One in eight clinical commissioning groups (CCGs) expect to be in deficit by the end of the year, a finance report from The King’s Fund has revealed. 
The quarterly monitoring report revealed that NHS commissioners are optimistic, however, with 61% of finance leads confident they will meet productivity targets. 
Social care has been harder hit, with more than a third (36%) of directors of adult social services expecting to be in deficit. 
Despite the financial squeeze, most NHS and social services finance directors believe quality of care has remained stable over the past year. 
However, there has been growing pessimism about delivering further savings and productivity gains in the future. 
Speaking to The Commissioning Review, Dr Steve Kell, co-chair of the NHS Clinical Commissioners Leadership Group and Chair of Bassetlaw CCG said CCGs remain optimistic about working with social care. 
But he added: "That doesn't detract from the very real financial challenges that the NHS faces.  It is essential that CCGs are given the time and space to succeed, including the resources needed to manage the increasing challenges faced by the NHS."  
A&E targets remain a top concern for CCG finance leads, but NHS trust finance directors have moved this down the list of worries. For trusts, the biggest concern is now staff morale. 
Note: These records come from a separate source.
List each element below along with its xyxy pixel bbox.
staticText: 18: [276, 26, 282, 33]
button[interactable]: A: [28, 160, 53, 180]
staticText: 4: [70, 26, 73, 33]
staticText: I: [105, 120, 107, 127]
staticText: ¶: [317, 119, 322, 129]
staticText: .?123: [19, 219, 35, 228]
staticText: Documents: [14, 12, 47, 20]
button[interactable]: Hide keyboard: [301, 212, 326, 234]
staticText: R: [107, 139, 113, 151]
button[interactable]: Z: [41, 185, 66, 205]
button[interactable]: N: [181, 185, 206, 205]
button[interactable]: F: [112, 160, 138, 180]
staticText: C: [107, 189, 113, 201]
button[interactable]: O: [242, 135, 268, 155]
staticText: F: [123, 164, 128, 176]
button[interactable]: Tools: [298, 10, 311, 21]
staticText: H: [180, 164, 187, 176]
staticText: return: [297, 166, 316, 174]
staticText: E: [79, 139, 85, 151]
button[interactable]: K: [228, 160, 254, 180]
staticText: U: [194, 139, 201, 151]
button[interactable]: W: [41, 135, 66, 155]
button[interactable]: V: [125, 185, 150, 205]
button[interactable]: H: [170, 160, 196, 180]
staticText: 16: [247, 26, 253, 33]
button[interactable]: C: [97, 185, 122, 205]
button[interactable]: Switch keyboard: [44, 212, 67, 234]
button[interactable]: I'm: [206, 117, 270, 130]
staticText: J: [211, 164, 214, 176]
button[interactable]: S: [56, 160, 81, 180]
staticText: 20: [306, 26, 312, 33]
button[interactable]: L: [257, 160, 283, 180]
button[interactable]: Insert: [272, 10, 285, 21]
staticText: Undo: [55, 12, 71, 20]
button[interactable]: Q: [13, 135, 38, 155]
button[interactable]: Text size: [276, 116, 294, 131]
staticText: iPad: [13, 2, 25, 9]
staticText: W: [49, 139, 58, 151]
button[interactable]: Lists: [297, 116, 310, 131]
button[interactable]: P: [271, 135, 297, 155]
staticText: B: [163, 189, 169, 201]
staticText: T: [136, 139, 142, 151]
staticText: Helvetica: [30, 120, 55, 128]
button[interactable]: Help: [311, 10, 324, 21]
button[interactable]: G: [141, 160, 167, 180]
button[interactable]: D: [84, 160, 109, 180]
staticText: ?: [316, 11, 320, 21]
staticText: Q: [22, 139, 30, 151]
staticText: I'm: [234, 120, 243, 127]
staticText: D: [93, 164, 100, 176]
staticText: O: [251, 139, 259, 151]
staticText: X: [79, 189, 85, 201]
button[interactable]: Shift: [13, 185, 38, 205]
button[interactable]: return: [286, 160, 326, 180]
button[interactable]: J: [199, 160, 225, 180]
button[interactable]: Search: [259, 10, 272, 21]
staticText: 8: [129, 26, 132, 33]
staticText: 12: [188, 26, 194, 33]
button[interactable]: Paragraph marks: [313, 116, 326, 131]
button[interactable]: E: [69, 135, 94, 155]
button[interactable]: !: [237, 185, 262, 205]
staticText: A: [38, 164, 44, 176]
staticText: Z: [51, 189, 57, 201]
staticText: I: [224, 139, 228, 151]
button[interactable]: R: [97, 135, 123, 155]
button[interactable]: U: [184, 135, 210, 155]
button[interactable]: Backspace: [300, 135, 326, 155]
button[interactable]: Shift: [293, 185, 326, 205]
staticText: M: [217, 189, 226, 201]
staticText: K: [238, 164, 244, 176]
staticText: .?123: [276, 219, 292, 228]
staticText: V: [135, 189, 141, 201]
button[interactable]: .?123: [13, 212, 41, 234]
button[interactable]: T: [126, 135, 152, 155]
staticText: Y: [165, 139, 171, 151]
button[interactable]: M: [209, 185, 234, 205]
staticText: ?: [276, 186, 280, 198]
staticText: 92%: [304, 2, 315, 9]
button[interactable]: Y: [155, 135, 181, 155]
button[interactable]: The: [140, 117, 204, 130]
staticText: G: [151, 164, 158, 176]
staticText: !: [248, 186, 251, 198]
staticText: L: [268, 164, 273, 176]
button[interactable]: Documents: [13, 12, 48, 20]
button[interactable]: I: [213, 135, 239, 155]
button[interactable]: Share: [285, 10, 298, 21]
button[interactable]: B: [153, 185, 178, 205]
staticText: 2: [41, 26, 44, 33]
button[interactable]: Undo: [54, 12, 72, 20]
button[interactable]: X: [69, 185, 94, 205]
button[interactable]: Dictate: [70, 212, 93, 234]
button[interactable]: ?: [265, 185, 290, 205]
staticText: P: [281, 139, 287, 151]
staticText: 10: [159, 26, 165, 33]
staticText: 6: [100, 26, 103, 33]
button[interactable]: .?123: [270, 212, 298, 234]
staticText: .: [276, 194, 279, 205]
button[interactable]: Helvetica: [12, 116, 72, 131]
Professor John Appleby, chief economist at The King’s Fund, said: “The emerging concerns about staff morale in hospitals are very worrying as there is a proven relationship between staff satisfaction and the quality of care provided to patients.
“Despite warnings about a potential crisis in A&E, most hospitals are coping with winter pressures so far – a tribute to the hard work of staff in A&E departments. However, the growing number of hospitals set to overspend their budgets shows that for some, it is no longer possible both to maintain the quality of services and balance their books.” 
A total of 195 CCG finance leads were contacted by The King’s Fund, and 58 responded (a 30% response rate.) Between them, the finance leads covered 72 CCGs. Seventy-nine finance directors of NHS trusts and 47 directors of adult social services also completed the online survey.